Research Of Similarity And Dimensional Methods In Turbine Vane's Overall Aerodynamic And Cooling Performance Experiments

One of the most important methods to optimize the turbine blade is the experimental method. However, the real blade often works in a high level temperature and pressure, which is very hard to achieve in the laboratory conditions. Thus, it is very important to find a proper way to simulate the aerodynamic and heat transfer environment in low level temperature and pressure.Based on the similarity theory, it is possible to obtain scaled operating conditions using different scaling methods. Numerical simulation verified by experiment using those scaled operating conditions have been carried out to assess the performance of different scaling methods by comparing flow field structure, normalized parameters on the blade surface and performance parameters.
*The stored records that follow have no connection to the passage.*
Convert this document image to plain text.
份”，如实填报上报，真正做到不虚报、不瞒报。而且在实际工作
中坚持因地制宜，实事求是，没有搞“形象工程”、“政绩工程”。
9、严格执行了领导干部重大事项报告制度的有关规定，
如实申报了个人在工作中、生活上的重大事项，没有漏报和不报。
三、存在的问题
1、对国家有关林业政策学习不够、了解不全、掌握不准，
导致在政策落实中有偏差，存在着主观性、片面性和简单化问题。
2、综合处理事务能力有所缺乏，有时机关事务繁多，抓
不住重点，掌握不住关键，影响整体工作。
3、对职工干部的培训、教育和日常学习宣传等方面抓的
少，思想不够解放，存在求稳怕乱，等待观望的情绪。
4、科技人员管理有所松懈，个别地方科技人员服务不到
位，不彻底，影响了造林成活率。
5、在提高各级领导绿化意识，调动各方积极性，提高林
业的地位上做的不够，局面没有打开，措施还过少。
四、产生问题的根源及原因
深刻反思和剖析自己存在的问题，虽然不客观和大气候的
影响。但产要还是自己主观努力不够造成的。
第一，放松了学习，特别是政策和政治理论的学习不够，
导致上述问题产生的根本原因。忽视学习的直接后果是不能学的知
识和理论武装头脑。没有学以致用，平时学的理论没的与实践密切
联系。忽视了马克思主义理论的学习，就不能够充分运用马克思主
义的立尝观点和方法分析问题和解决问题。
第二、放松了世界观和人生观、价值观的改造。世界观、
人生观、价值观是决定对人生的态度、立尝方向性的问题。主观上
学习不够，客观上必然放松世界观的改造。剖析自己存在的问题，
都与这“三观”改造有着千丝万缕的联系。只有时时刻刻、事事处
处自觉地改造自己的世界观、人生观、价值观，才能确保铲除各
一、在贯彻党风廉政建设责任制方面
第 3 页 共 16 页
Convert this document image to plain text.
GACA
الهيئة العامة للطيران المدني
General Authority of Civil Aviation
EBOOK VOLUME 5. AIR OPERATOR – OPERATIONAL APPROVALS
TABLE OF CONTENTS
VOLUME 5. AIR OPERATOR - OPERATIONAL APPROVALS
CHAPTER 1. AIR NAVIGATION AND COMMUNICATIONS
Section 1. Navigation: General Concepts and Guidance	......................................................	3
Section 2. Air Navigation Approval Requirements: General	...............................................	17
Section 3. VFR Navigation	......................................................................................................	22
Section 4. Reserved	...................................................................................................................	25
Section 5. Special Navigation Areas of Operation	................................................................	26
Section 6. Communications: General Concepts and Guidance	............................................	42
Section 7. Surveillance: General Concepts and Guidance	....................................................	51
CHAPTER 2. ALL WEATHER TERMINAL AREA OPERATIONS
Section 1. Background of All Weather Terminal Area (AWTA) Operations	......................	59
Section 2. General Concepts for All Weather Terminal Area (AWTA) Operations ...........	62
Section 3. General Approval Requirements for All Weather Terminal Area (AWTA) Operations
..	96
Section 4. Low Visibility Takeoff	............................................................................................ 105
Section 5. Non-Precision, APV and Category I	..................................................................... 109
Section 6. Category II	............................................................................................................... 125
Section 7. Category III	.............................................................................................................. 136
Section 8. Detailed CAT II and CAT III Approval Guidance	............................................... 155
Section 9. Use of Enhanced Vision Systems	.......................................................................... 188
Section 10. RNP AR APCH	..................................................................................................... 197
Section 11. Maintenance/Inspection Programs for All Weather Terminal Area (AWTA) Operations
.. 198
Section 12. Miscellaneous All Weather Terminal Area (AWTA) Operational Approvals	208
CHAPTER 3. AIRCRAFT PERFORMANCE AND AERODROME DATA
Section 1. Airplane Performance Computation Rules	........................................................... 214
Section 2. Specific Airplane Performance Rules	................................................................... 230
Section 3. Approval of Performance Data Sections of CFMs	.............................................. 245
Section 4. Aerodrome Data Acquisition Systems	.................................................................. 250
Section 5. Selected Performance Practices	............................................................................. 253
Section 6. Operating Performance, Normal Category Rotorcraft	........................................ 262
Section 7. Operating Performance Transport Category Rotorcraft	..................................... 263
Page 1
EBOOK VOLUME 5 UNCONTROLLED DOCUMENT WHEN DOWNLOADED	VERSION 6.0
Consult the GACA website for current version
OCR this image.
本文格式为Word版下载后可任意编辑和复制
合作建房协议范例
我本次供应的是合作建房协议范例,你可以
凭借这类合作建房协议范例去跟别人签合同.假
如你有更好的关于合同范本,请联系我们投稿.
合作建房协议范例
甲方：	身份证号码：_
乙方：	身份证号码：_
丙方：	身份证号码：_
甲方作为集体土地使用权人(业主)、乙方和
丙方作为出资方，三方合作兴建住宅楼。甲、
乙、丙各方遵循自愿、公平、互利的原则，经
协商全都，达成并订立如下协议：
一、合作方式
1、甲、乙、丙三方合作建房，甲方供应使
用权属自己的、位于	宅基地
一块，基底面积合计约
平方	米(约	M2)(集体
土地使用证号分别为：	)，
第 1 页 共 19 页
In the blade cooling experiment, it is found that for the mainstream flow, matching both Re and Ma in real engine and lab test conditions are crucial to ensure the best possible results. However, for the coolant flow it is more important to match Re and the ratio of coolant-to-gas temperature. The optimized scaling method established in this paper can reduce the relative error from 1.98% to 1.05% for film cooling configuration, and from 4.8% to 2.75% for internal cooling configuration. In the turbine cascade aerodynamic experiment, it is shown that coolant-to-gas temperature ratio have a little influence on the normalized pressure distribution on the blade surface and energy loss coefficient.So for the turbine cascade's aerodynamic experiment, coolant-to-gas temperature ratio is a less important parameter. Howerver, it is found that the scaling inlet temperature have a significant influence on energy loss coefficient. When the scaling inlet temperature changs within 60%, a small error can be introduced in the experiment. Otherwise, a large error can be introduced in the experiment.